IndigoVision 11000HD cameras, while lacking a few features, still outperformed all others we tested in terms of displaying reliable 30fps via at least two streams and came in second behind the Axis P-series in picture quality after a factory modification to the IR filter. IV recommends dual streaming: unicast for record and multicast for viewing. Their logic is that a TCP/IP stream is more reliable and therefor better-suited to critical recording.

IndigoVision and Geutebruck were relatively close in our test scoring with each system having advantages in some areas while lagging in others. Key deciding factors were Geutebruck's inability to demonstrate a similar installation and their reluctance to speak directly with us regarding certain aspects of their system (they claimed they didn't want to step on the Integrator's toes), plus not being able to provide competing bids (they put all of their eggs in one Integrator basket).

IndigoVision was eager to work with us on improvements we felt would increase the value of their system to us (and obviously to other casino users). That is also a huge plus for us.

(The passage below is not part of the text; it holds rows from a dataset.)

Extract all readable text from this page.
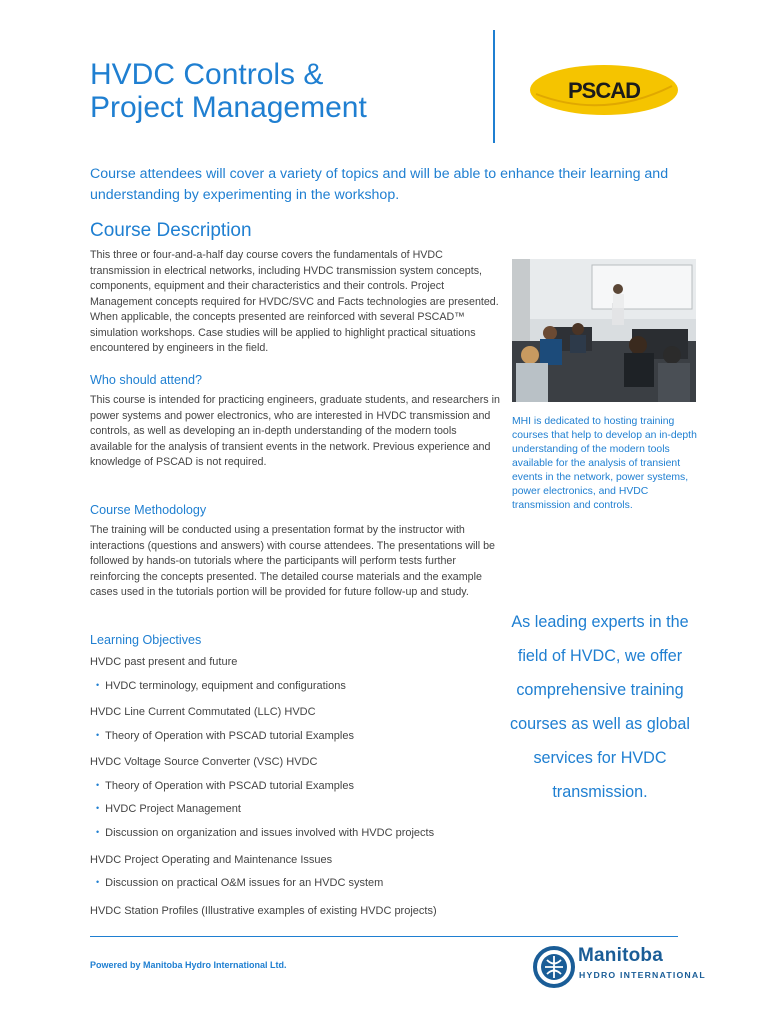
HVDC Controls &
Project Management
PSCAD
Course attendees will cover a variety of topics and will be able to enhance their learning and understanding by experimenting in the workshop.
Course Description
This three or four-and-a-half day course covers the fundamentals of HVDC transmission in electrical networks, including HVDC transmission system concepts, components, equipment and their characteristics and their controls. Project Management concepts required for HVDC/SVC and Facts technologies are presented. When applicable, the concepts presented are reinforced with several PSCAD™ simulation workshops. Case studies will be applied to highlight practical situations encountered by engineers in the field.
Who should attend?
This course is intended for practicing engineers, graduate students, and researchers in power systems and power electronics, who are interested in HVDC transmission and controls, as well as developing an in-depth understanding of the modern tools available for the analysis of transient events in the network. Previous experience and knowledge of PSCAD is not required.
Course Methodology
The training will be conducted using a presentation format by the instructor with interactions (questions and answers) with course attendees. The presentations will be followed by hands-on tutorials where the participants will perform tests further reinforcing the concepts presented. The detailed course materials and the example cases used in the tutorials portion will be provided for future follow-up and study.
Learning Objectives
HVDC past present and future
• HVDC terminology, equipment and configurations
HVDC Line Current Commutated (LLC) HVDC
• Theory of Operation with PSCAD tutorial Examples
HVDC Voltage Source Converter (VSC) HVDC
• Theory of Operation with PSCAD tutorial Examples
• HVDC Project Management
• Discussion on organization and issues involved with HVDC projects
HVDC Project Operating and Maintenance Issues
• Discussion on practical O&M issues for an HVDC system
HVDC Station Profiles (Illustrative examples of existing HVDC projects)
MHI is dedicated to hosting training courses that help to develop an in-depth understanding of the modern tools available for the analysis of transient events in the network, power systems, power electronics, and HVDC transmission and controls.
As leading experts in the field of HVDC, we offer comprehensive training courses as well as global services for HVDC transmission.
Powered by Manitoba Hydro International Ltd.	Manitoba
HYDRO INTERNATIONAL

IndigoVision's stability is not a concern. It appears they are well over that problem.

Ensuring Canon Continues our leading low light and wide angle lens performance

Ben, I believe this one for me is the 'nuts'.

People I speak to about Canon, invariably bring up Canon's leading low-light performance and wonder what the ramifications would be if they would, god forbid, sink into second place or worse...

The mere fact that you might not "ensure" your competitive advantage simply to say "minimize" latency or remedy some other production artifact is troubling.

We want you to Stay on Top!


Fast IP assignment tools (single click assign to multiple cameras)

Fast IP camera config tools (assign custom bitrate profile to multiple cameras in 1 click)

The handful of previous companies I've worked for have all had one main factor in choosing cameras, cost. But isn't that always the case?